2. An act of the legislature authorized two railroad companies (C. and M.) to unite and consolidate their stocks and all their rights, privileges, immunities, property, and franchises under the name and charter of C. in such manner that each owner of shares of the stock of M. should be entitled to receive an equal number of the shares of the stock of the consolidated companies. The act also declared that all contracts of both companies should be assumed by and be binding upon C., that its capital should not exceed their aggregate capital, and that all their benefits and rights should accrue to it. It was further enacted that upon the union and consolidation, each stockholder of M. should be entitled to receive a certificate for a like number of shares of the stock of C. upon his surrender of his certificate of stock in M. Held that consolidation under this act was not a surrender of the existing charters of the two companies, and that it did not work the extinction of C., nor the creation of a new company.

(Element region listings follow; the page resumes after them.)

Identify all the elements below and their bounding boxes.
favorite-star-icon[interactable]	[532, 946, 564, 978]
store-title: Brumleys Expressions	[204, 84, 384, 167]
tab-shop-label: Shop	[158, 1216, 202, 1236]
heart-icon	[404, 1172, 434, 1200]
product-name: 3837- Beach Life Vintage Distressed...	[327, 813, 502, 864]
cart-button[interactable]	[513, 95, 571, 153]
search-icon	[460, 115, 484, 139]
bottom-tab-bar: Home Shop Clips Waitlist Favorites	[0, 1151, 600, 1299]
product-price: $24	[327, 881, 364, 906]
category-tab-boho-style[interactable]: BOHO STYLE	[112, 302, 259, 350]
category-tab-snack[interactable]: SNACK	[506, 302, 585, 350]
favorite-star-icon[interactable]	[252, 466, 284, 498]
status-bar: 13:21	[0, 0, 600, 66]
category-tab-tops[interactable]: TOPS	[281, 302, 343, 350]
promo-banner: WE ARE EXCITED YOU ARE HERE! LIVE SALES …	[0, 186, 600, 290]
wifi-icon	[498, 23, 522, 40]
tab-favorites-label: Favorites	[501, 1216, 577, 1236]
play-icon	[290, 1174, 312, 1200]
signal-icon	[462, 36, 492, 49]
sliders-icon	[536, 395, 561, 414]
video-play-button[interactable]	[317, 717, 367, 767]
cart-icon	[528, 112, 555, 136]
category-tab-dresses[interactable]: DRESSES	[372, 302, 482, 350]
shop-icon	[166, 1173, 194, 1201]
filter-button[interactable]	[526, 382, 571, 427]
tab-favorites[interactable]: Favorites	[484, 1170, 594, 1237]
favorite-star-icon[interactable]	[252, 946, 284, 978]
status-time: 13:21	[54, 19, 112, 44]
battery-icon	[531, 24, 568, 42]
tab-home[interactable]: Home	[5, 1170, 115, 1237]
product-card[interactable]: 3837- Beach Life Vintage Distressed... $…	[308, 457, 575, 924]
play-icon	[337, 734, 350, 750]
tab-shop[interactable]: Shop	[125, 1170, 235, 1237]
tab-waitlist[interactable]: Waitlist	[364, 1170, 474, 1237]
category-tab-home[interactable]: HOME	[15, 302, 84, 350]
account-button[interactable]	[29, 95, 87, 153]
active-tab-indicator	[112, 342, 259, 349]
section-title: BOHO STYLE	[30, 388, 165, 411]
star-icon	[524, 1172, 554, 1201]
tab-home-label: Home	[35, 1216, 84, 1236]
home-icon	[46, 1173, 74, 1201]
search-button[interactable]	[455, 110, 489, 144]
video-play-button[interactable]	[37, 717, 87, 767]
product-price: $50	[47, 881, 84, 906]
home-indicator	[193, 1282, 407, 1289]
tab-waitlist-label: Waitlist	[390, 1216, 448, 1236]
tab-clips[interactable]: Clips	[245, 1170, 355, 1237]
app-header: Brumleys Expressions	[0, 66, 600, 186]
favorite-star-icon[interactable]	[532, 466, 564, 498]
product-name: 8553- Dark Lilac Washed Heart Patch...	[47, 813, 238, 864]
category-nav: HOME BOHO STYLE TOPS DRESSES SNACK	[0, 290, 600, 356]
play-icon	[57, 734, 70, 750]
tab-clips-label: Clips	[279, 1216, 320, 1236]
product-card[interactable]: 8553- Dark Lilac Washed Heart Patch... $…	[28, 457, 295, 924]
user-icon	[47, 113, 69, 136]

Held further that the consolidated company continued to possess all the rights and immunities which were conferred upon each company by its original charter.

3. Exemption from liability to any greater tax than one-half of one percentum of its net annual income having been conferred upon C. by its charter, held that it is not in the power of the legislature to impose an increased tax after the consolidation was effected. Held further that inasmuch as M. possessed no such immunity under its charter, the power of the legislature to tax its franchises, property, and income, remained unimpaired after its Consolidation with C. chanrobles.com-red

Page 92 U. S. 666

4. The purpose and effect of the consolidating act were to provide for a merger of M. into C., and to vest in the latter the rights and immunities of the former, not to enlarge them. Therefore, M. having held its franchises and property subject to taxation, C., succeeding to the ownership, held them alike subject.